Monday, June 25, 2012

Celebrating Solstice : A Walk through the Garden

Five days ago the sun blessed us with the most daylight hours of the year. It was the Summer Solstice, a day to celebrate the sun and its gifts of life. Because I had been working like a madwoman in the garden, I did not plan an elaborate celebration. Anthony was working and my parents were busy, so the kids and I celebrated by soaking up the rays and making sun art out of modeling clay.


That evening after the kids were asleep, I spent the long, lovely evening hours in the garden, breathing in the gifts of the earth. After the sun finally set in a brilliant show of orange and pink, I went into the house and wrote this in my journal:

Tonight I am dreaming. Envisioning [in vision]. Creating. Being.
I am in the garden in the fading Solstice light, streaks of color painting the sky. The magnetic hues of the purple and pink petunias enrapture me. I am walking slowly, inhaling my garden's vibrant life energy. This is why I do this, I think.

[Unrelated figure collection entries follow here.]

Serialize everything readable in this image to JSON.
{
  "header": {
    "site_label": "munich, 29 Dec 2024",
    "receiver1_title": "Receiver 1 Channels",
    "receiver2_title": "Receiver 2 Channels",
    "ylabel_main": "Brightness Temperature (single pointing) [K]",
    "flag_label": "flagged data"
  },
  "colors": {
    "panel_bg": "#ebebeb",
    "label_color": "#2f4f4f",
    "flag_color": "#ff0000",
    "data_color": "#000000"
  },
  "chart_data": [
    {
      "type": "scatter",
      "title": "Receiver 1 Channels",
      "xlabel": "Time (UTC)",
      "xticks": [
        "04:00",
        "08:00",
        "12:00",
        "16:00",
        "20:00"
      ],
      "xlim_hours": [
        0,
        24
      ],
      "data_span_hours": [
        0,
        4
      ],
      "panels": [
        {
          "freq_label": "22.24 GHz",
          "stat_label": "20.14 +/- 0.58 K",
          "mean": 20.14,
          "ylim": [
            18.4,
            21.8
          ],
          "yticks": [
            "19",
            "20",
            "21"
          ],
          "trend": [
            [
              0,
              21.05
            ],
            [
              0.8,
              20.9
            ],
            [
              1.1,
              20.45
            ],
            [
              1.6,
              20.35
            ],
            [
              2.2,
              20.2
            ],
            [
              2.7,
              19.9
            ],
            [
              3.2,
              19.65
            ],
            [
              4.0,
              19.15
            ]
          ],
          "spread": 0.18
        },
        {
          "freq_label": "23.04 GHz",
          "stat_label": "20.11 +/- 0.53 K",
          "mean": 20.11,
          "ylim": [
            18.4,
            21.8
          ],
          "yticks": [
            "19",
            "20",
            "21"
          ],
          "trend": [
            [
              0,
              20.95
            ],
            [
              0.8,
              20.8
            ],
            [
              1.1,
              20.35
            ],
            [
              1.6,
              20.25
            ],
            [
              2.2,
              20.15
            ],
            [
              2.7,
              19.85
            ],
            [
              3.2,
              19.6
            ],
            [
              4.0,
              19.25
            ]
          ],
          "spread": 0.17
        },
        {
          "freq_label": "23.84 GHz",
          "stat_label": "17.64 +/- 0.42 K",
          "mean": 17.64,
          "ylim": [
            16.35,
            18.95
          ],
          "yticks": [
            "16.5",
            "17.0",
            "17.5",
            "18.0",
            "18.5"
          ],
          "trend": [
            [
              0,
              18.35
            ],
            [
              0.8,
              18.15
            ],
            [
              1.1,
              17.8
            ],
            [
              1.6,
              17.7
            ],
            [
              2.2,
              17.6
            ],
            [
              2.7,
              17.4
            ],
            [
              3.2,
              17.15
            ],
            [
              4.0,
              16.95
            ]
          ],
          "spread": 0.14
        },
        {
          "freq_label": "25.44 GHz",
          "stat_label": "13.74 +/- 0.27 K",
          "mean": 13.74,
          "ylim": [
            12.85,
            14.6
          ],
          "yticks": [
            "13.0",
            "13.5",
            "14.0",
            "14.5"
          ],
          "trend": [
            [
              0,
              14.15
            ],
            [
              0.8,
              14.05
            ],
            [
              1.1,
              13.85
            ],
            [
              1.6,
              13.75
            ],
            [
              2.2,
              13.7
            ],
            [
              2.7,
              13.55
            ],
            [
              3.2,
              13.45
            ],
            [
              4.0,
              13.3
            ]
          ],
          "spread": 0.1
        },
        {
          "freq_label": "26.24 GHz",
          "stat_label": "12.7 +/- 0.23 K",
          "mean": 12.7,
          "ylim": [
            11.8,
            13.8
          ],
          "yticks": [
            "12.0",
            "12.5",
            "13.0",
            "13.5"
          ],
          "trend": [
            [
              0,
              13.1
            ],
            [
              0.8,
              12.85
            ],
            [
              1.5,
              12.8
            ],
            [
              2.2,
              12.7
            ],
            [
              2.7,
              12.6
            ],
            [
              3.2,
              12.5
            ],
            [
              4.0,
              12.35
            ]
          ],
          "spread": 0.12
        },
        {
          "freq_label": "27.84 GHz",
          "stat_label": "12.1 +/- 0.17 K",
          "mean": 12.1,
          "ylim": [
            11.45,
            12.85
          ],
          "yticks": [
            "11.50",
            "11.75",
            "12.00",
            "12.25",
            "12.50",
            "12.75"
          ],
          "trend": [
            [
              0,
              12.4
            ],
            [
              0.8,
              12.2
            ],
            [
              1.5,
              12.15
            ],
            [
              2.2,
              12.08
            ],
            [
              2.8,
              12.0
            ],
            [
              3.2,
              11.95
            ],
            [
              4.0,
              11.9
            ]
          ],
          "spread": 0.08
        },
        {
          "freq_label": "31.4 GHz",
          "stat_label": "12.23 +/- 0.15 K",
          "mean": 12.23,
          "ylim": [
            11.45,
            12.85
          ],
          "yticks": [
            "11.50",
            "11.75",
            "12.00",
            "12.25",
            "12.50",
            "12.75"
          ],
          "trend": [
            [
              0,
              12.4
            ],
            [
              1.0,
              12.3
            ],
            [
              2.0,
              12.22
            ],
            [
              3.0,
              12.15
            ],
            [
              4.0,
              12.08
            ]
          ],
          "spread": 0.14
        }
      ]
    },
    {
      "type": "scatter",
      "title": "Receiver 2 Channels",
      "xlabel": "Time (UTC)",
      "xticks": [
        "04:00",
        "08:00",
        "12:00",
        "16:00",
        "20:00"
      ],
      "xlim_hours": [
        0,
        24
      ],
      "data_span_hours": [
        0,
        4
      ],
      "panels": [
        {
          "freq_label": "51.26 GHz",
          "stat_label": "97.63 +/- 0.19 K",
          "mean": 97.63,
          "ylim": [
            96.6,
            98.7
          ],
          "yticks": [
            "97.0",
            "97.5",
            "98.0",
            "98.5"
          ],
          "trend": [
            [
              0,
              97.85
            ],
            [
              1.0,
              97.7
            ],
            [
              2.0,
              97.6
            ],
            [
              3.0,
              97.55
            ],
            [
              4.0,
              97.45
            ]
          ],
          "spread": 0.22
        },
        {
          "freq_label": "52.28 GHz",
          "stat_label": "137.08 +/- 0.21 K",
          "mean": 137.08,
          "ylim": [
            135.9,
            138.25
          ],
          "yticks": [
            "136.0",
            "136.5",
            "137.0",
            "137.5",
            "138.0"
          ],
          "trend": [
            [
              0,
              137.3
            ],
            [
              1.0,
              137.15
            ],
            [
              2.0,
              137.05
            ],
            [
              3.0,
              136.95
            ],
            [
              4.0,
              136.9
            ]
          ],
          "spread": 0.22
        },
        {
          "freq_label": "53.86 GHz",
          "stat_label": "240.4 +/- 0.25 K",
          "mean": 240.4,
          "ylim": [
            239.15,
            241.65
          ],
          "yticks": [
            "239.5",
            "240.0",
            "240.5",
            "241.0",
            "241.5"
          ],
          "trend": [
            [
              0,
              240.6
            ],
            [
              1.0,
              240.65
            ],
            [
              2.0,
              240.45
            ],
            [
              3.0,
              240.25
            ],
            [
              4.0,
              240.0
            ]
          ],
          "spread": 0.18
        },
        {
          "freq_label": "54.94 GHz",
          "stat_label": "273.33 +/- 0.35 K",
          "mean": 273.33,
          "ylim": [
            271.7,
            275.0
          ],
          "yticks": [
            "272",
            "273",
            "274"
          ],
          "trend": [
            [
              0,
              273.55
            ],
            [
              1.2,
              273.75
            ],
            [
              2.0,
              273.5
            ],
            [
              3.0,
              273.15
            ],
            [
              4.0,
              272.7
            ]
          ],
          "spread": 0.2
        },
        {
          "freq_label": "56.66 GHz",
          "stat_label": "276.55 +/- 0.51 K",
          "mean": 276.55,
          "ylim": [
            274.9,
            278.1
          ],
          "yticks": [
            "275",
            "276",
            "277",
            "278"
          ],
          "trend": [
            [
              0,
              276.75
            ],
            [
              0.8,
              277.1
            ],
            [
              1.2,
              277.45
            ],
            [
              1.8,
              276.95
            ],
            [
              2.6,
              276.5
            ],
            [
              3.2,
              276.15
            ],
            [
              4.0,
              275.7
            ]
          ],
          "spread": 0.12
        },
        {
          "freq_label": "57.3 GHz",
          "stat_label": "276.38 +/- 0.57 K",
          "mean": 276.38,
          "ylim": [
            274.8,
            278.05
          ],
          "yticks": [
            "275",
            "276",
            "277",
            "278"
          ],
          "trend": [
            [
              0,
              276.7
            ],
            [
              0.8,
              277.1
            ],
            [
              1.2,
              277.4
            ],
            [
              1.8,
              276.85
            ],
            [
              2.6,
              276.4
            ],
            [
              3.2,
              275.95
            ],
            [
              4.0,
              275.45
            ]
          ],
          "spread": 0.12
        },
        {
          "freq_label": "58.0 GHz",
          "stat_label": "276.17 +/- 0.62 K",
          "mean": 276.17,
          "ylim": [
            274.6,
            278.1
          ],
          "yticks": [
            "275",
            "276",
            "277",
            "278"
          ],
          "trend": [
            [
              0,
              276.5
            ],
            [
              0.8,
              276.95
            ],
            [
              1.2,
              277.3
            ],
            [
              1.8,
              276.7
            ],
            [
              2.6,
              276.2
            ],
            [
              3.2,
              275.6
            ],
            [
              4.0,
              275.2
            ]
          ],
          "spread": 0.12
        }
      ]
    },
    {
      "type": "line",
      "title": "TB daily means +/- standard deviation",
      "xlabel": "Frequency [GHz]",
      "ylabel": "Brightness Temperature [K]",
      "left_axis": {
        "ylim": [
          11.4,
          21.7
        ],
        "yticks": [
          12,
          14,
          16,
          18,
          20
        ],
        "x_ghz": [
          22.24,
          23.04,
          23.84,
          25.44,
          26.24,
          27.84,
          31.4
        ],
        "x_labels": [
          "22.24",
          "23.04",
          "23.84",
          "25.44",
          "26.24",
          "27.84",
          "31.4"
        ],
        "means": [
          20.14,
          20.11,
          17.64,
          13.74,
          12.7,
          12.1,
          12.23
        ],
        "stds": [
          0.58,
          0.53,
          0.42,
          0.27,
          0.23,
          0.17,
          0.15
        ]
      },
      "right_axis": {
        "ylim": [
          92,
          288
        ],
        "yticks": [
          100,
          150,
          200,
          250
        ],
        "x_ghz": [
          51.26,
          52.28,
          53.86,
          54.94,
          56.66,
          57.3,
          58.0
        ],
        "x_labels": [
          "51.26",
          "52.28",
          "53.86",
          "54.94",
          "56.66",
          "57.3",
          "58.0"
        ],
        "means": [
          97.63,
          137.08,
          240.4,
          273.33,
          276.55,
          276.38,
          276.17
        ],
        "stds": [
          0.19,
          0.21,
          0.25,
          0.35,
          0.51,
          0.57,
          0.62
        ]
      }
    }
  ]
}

The last three nights in the garden, I have worked very, very hard. Until 10:00 at night, when I couldn't see anymore. I prepared beds for and planted 19 winter squash (delicata, acorn, spaghetti, pumpkin, and some mystery squash. My dad is sure they are winter squash - but then again, they might be cucumbers); 7 tomatoes, with more on the way; 15 pepper plants, a corn maze, sunflowers, and untold petunias, marigolds, nasturtiums, zinnias, pansies, and snapdragons. [For this beautiful bounty I have my dad to thank. If it wasn't for his always giving me flats of his starts, my garden wouldn't be half as beautiful.]

Last night I was really tired. As I unenthusiastically finished planting my corn, my exhausted mind kept wondering why it was that I do this. Why am I so driven to work long hours growing food for my family? I could just shop at the farmer's market and spend my evenings relaxing on the porch. Why do I do this?

Tonight, as I walked through the beautiful creation of my own hands, the universe answered my question.

I do this because I love it.

I do this because a garden is a magical sanctuary, a connection to earth and Spirit. I do this because it truly is amazing to plant a seed and watch it grow into a beautiful being that nourishes our bodies and souls. I do this because it is my direct experience of Goddess. My garden is my creation, my vision coming to life. Moving among the plants, I can feel the vibrations of their life force. The energy of God.

This is why I do this. My garden inspires me, rejuvenates me, renews me.